We work in a grassroots antiwar and global-justice political group (www.thirdcoastactivist.org). We intend to get up the day after the election and continue the work of educating and organizing within our community to make clear the horrors of empire. We’re going to keep talking about the atrocity-generating machine that is the U.S. occupation of Iraq, no matter who is in office. We’re going to keep talking about the need for a dramatic transfer of resources from the global north to the global south, no matter who is in office. We’re going to keep talking about how deeply rooted systems of white supremacy and male supremacy help bolster the empire, no matter who is in office.
In short, we’re going to come together with others in the anti-empire movement and keep at it, understanding that progressive social change happens through movements, not politicians. We’re going to keep suggesting to people that we face a choice: Either we dismantle the empire from within, non-violently, or we will watch the empire collapse through violence from the outside.

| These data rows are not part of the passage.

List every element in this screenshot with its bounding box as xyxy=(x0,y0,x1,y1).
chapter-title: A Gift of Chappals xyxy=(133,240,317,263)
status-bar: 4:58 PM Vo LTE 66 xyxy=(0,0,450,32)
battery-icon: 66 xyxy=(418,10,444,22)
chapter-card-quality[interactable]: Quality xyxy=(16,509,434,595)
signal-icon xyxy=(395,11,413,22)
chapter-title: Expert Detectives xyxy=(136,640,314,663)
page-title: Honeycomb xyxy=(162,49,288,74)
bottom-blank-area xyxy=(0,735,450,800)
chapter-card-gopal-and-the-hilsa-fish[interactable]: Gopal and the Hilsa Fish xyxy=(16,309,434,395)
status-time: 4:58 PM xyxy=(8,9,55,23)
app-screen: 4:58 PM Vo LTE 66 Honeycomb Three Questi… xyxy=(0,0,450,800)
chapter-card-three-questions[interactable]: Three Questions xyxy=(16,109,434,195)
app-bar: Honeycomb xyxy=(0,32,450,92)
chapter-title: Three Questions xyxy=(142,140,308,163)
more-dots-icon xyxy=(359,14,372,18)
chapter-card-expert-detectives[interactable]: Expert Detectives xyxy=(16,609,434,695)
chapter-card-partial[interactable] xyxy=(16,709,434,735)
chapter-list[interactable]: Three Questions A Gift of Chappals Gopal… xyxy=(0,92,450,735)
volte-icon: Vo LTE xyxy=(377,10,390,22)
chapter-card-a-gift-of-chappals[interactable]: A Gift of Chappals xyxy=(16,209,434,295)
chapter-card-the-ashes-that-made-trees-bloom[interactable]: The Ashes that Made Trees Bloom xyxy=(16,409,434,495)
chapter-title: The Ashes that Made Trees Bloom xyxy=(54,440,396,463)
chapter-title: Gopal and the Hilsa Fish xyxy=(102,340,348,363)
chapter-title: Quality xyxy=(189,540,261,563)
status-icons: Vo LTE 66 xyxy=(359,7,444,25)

If Americans are truly interested in justice — in the simple plea that maintaining a world in which half the people live on less than $2 a day is wrong, that such disparities are evil — then we have no choice but to join the movement to dismantle that empire.
But even if we care only about our own survival, the choice is the same. On Sept. 11, 2001, we got a glimpse of what it will look like when the empire collapses from the outside. That is the future that Bush and Kerry are offering. It is a future that — no matter which one of them is in office — we can try to make sure does not come to pass.